ModENCODE Analysis & metadata discussion
Please edit/add to this page regarding the storage of meta data and the nomenclature we should adopt for ?Analysis/?Condition objects in the AceDB database.
-- this is my suggestion pad --
option 1) modEncode_<ID>_<PI>_<type/Desc>
ID = modencode experiment ID (Column in download table)
PI = PI surname responsible for projects
Type/Desc = The data/tissue/(something brief to define the data) type e.g. RACE, 454_seq, Chip_Chip L2_RNAseq etc. etc.
Example ------- 515 CEUP1 vetted and released Caenorhabditis elegans Piano would give an analysis object named: option 1) modENCODE_515_Piano_RACE option 2) modENCODE_515_CEUP1
It would be good to decide on a nomenclature as there are lots of modENCODE projects that we are going to extract data from, and the ?Analysis class might get a bit confusing.
We could then group all the experiments together under some parent ?Analysis as there are some more complicated examples out there.

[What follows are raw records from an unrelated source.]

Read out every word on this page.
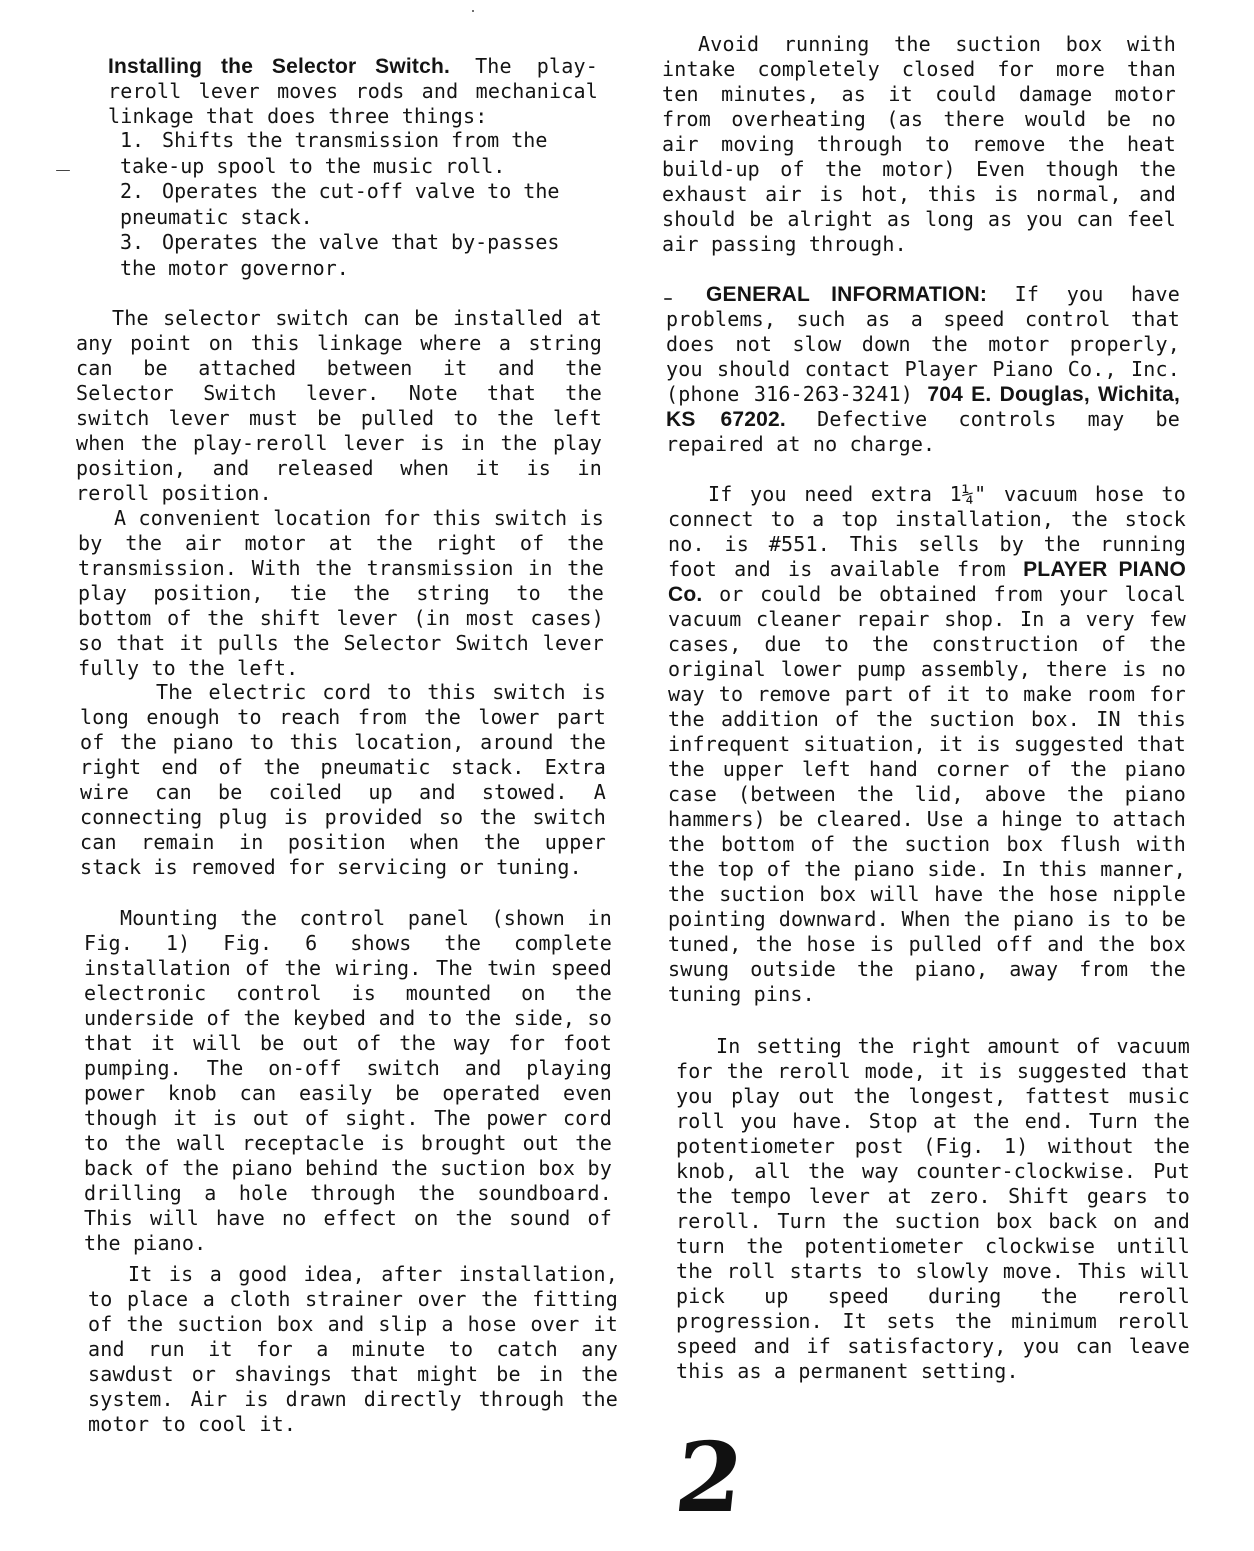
Installing the Selector Switch. The play-reroll lever moves rods and mechanical linkage that does three things:

1. Shifts the transmission from the take-up spool to the music roll.
2. Operates the cut-off valve to the pneumatic stack.
3. Operates the valve that by-passes the motor governor.

The selector switch can be installed at any point on this linkage where a string can be attached between it and the Selector Switch lever. Note that the switch lever must be pulled to the left when the play-reroll lever is in the play position, and released when it is in reroll position.

A convenient location for this switch is by the air motor at the right of the transmission. With the transmission in the play position, tie the string to the bottom of the shift lever (in most cases) so that it pulls the Selector Switch lever fully to the left.

The electric cord to this switch is long enough to reach from the lower part of the piano to this location, around the right end of the pneumatic stack. Extra wire can be coiled up and stowed. A connecting plug is provided so the switch can remain in position when the upper stack is removed for servicing or tuning.

Mounting the control panel (shown in Fig. 1) Fig. 6 shows the complete installation of the wiring. The twin speed electronic control is mounted on the underside of the keybed and to the side, so that it will be out of the way for foot pumping. The on-off switch and playing power knob can easily be operated even though it is out of sight. The power cord to the wall receptacle is brought out the back of the piano behind the suction box by drilling a hole through the soundboard. This will have no effect on the sound of the piano.

It is a good idea, after installation, to place a cloth strainer over the fitting of the suction box and slip a hose over it and run it for a minute to catch any sawdust or shavings that might be in the system. Air is drawn directly through the motor to cool it.

Avoid running the suction box with intake completely closed for more than ten minutes, as it could damage motor from overheating (as there would be no air moving through to remove the heat build-up of the motor) Even though the exhaust air is hot, this is normal, and should be alright as long as you can feel air passing through.

GENERAL INFORMATION: If you have problems, such as a speed control that does not slow down the motor properly, you should contact Player Piano Co., Inc. (phone 316-263-3241) 704 E. Douglas, Wichita, KS 67202. Defective controls may be repaired at no charge.

If you need extra 1¼" vacuum hose to connect to a top installation, the stock no. is #551. This sells by the running foot and is available from PLAYER PIANO Co. or could be obtained from your local vacuum cleaner repair shop. In a very few cases, due to the construction of the original lower pump assembly, there is no way to remove part of it to make room for the addition of the suction box. IN this infrequent situation, it is suggested that the upper left hand corner of the piano case (between the lid, above the piano hammers) be cleared. Use a hinge to attach the bottom of the suction box flush with the top of the piano side. In this manner, the suction box will have the hose nipple pointing downward. When the piano is to be tuned, the hose is pulled off and the box swung outside the piano, away from the tuning pins.

In setting the right amount of vacuum for the reroll mode, it is suggested that you play out the longest, fattest music roll you have. Stop at the end. Turn the potentiometer post (Fig. 1) without the knob, all the way counter-clockwise. Put the tempo lever at zero. Shift gears to reroll. Turn the suction box back on and turn the potentiometer clockwise untill the roll starts to slowly move. This will pick up speed during the reroll progression. It sets the minimum reroll speed and if satisfactory, you can leave this as a permanent setting.

2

Example ------- Waterston data Gary has been looking at. ---------------------------------------- 438 mid-L4_20dC_36hrs_post-L1 RNAseq.2 unvetted Caenorhabditis elegans Waterston 433 Young_Adult_25dC_46hrs_post-L1 RNAs eq unvetted Caenorhabditis elegans Waterston 378 mid-L3_20dC_25hrs_post-L1 RNAseq unvetted Caenorhabditis elegans Waterston 333 mid-L2_20dC_14hrs_post-L1 RNASeq unvetted Caenorhabditis elegans Waterston modENCODE_333_Waterston_L2_RNAseq modENCODE_378_Waterston_L3_RNAseq modENCODE_438_Waterston_L4_RNAseq modENCODE_433_Waterston_Young_Adult_RNAseq Grouped under modENCODE_Waterston_RNAseq
This would require a model change to allow Parent/Child_analysis connections.
Would be good to add Database connections to ?Condition or ?Analysis so that accessions can be added to the objects.